Com-muni—in latin the prefix com means “with” and muni means “body”. Communion is literally being with the body. When we eat the bread and wine we are joined with Christ, and just as importantly, as we gather at these rails to receive the bread and wine we are joined with each other.
In many churches the communion alter is engraved with the words, “In Remembrance of Me.” Those words name exactly the reason we gather here each Sunday. We come to remember. To remember that God loved us so much that God was willing to die forgiving rather than to condemn. But we also come to be re-membered, to be brought together again as Christ body on earth.
It is at the Eucharistic table that we participate in these holy mysteries. We call our being with each other in body, joined by God’s body, the Eucharist, which means thanksgiving, because we are thankful for the gift of God’s love and for the gift of each other.
I want to close today, not with bread, but with chicken. The last couple weeks there has been a great deal of discussion about what Christians should eat and with whom they should eat it. This has been an unfortunate time, and many of our brother and sisters are lost in a story that is not Good News. It is instead a story of fear, which leads inevitably to coercion and therefore a fight—something the news media is all too ready to stir into a frenzy.
Amidst these culture wars “we have better stories to tell,” our friend Jonathan Wilson-Hartgrove wrote in a blog post last week, and then offered this one:
He tells about a gay friend of his who was raised in a fundamentalist environment that could not make sense of his attraction to other men. This friend left the church, seeking belonging in the gay community that welcomed him. It was an affirming time, but eventually he found that there were still parts of him that were empty—something deep and important was still missing from his life. Without that thing he fell into despair.
One night, he lay down outside a bar, and hoped to die. He didn’t and somehow, “Almost by accident, he stumbled into a little Christian community” that was different. These were people who were trying to live out Jesus’s teaching in the Sermon on the Mount with their whole lives, they were serious about being imitators of God. They served the poor and they tried to love each other. Their life was a life of togetherness, not only Sunday, but day in and day out. This community had what this man was looking for, but could they embrace him for all he was? A gay man?

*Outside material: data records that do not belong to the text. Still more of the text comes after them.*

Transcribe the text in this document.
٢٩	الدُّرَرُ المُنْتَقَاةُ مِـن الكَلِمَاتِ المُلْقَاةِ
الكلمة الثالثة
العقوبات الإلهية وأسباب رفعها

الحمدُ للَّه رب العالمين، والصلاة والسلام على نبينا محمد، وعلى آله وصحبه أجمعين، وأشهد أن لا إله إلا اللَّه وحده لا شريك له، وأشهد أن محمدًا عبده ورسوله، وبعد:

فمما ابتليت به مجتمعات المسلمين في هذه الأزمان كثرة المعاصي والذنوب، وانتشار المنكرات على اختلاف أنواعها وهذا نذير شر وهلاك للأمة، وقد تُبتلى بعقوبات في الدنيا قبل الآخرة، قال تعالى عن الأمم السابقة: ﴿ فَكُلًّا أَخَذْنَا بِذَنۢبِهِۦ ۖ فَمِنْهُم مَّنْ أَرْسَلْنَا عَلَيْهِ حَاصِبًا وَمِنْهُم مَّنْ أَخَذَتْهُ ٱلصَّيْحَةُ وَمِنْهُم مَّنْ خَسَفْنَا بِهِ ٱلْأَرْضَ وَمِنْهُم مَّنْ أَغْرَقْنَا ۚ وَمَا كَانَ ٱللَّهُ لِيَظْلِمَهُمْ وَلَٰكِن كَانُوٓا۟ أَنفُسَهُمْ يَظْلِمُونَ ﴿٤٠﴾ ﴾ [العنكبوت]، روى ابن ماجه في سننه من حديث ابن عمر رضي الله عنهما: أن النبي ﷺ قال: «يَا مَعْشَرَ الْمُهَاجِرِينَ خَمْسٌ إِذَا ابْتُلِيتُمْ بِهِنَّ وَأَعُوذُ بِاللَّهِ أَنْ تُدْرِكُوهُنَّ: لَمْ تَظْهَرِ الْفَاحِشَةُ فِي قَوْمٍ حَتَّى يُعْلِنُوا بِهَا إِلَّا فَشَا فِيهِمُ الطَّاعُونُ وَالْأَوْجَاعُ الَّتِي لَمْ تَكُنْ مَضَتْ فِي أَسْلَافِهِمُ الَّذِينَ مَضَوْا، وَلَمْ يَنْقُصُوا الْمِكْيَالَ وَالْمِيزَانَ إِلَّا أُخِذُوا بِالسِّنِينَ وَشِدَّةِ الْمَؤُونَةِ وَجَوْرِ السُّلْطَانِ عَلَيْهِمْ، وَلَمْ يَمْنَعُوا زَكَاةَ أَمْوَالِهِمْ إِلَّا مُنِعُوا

He asked for a private meeting with one of the community’s leaders and asked if they could accept him as a homosexual. The leader responded: “I don’t know what all that will mean for our journey together. But I will say this: you are a gift, and we want to welcome you as one.”
You are a gift and we want to welcome you as one. You are a gift and we want to welcome you as one. You are a gift and we want welcome you as one.
That is our invitation to communion, to the Bread of Life that came down from heaven to join our lives into the life of God.
We are who we eat and who we eat it with.